Roy starts with this rather odd “summary:
Summary: Microsoft takes the Apple approach to pushing Java/Linux aside while Nokia gets more litigious as well
This is odd given how he never mentions Java again in the article. Just what does he think he is summarizing? And what does he mean by Apple shoving Java aside? Sure, they no longer include it preinstalled, but given that OS X now gets Java directly from the source, this means it will likely get better on OS X. Why put this down? And many desktop Linux distros do not have Java pre-installed either. Roy does not claim they are pushing Java to the side. It is just an odd and biased claim that has nothing to do with the article he says he is summarizing.
POOR Microsoft and poor Apple. They just do not know how to stop Linux anymore, so they join forces and attack en masse with help from patent trolls.
While each competes with Linux, has either said they want to “stop Linux”? Just yesterday Roy referred to SUSE as “Microsoft Linux” and claimed “It is probably worth emphasising yet again that SUSE is funded by Microsoft and it pays Microsoft for GNU/Linux. If SUSE gets preloaded on a machine, that’s a victory for Microsoft“. Ah, maybe Roy thinks Microsoft if trying to stop Linux by helping to fund, support and profit from a Linux distro. His claims are self-contradictory.

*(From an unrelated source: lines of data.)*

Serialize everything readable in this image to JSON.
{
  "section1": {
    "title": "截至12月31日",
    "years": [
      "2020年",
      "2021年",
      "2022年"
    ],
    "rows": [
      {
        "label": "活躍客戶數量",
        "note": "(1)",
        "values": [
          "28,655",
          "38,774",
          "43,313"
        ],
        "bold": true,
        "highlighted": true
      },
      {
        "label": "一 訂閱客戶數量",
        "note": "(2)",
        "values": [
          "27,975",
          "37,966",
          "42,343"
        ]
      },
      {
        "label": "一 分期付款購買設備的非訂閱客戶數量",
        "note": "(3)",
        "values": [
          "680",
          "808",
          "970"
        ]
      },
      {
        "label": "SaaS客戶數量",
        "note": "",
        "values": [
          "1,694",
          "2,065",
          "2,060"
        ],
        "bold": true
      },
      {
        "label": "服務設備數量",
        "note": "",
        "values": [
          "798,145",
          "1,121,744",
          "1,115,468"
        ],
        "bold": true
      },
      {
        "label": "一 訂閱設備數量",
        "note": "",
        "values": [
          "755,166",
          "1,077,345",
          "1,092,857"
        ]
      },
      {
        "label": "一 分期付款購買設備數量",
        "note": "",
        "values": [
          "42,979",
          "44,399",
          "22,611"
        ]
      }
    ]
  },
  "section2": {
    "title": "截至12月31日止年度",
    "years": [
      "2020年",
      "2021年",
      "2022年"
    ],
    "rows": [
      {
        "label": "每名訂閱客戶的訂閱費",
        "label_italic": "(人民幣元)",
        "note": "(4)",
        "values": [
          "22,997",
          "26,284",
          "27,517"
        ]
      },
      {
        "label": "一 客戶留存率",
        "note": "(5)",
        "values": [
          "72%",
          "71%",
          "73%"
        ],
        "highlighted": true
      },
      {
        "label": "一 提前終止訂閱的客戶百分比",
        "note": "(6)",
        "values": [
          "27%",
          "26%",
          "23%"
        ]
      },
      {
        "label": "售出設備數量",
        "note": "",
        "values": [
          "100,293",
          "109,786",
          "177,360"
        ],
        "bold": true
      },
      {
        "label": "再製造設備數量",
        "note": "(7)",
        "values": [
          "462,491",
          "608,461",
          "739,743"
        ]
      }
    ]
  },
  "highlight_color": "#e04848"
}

More patent aggression against phones. Not to mention Apple’s appalling behaviour, which ended up in embargo after pathetic lawsuits. Apple ignored all prior art and tried to stifle the presence of competition
Once again, Roy is pretending like Apple and Microsoft are the only ones suing companies over alleged patent infringements. As noted yesterday, this is simply not true, as discussed by Thomas Reuters and by Forbes. Roy has a very hard time being honest on these matters.
Two ways of looking at this. One way is to say that companies who sue for patent infringement are doing so because they are evil or want to compete unfairly. The other take on it is that companies have every right to protect their own work. I cannot buy a copy of the latest Stephen King novel, change the names and some other details and then sell it as my own. Even though authors base their work on what they have read before, their work is their own and I have no such rights to it.
It does not take complex laws to understand this point. I have young children at home I read to; I recently finished a Romona and Beezus book where the concept was discussed in the context of a first grade classroom:
In first grade, Susan copies Ramona’s paper bag owl. The teacher holds up Susan’s owl to show the class how pleased she is with her work. Ramona is so angry with Susan for copying and getting all the credit that she crumples up Susan’s owl. She gets in trouble for that, too, and is forced to apologize to Susan in front of the entire class the following day.
While the term is never used, Susan copies Ramona’s IP – and this is seen as being wrong by the main characters and it is assumed, without any sign of question, that the reader will get this. This is a book for kids. Yes, kids get the concept that taking someone else’s idea is wrong.
In the open source ecosystem developers tend to have much less attachment to their work – they do not mind when it is used by others. Even then, though, the GPL makes it clear that there are limits on how IP can be used; if those conditions are not held to the owners of the IP have the right to insist – in court if needed – that those who use their code follow their wishes.
When the shoe is on the other foot, and Roy thinks Apple is going against the IP rules of open source developers, he demonizes Apple for breaking IP rules:
SINCE the end of May we have been posting about half a dozen items about Apple’s hostility towards the GPL, which it excluded/removed rather than comply with.
Another example of Roy complaining about Apple not complying with IP rules:
Now that Apple is under fire for GPL violations (as stated by the FSF, which wishes to prevent Apple from illegally using GNU code against GNU itself), one ought to (re)think about Apple’s role in Free/Open Source software — code which worked pretty well for Apple, as long it ‘consumed’ and gave little or nothing in return.
So when Apple does not respect someone else’s IP and, according to Roy, they are forced to comply it is Apple in the wrong. But when someone does not respect Apple’s IP and Apple works to force them to comply, then Apple is still in the wrong. This is an extreme double standard on his part.
When Apple uses someone else’s code or ideas, they should comply with the IP rules that surround it. The same, however, is true for those who use Apple’s ideas and code.
This does not imply, of course, that there are not examples of Apple and others who could be said to be trying to push this idea of enforcement to rather absurd levels. Apple has done this. If Roy wanted to make that argument he might be able to make a case. He does not even try and prefers people to just accept his hypocrisy as truth.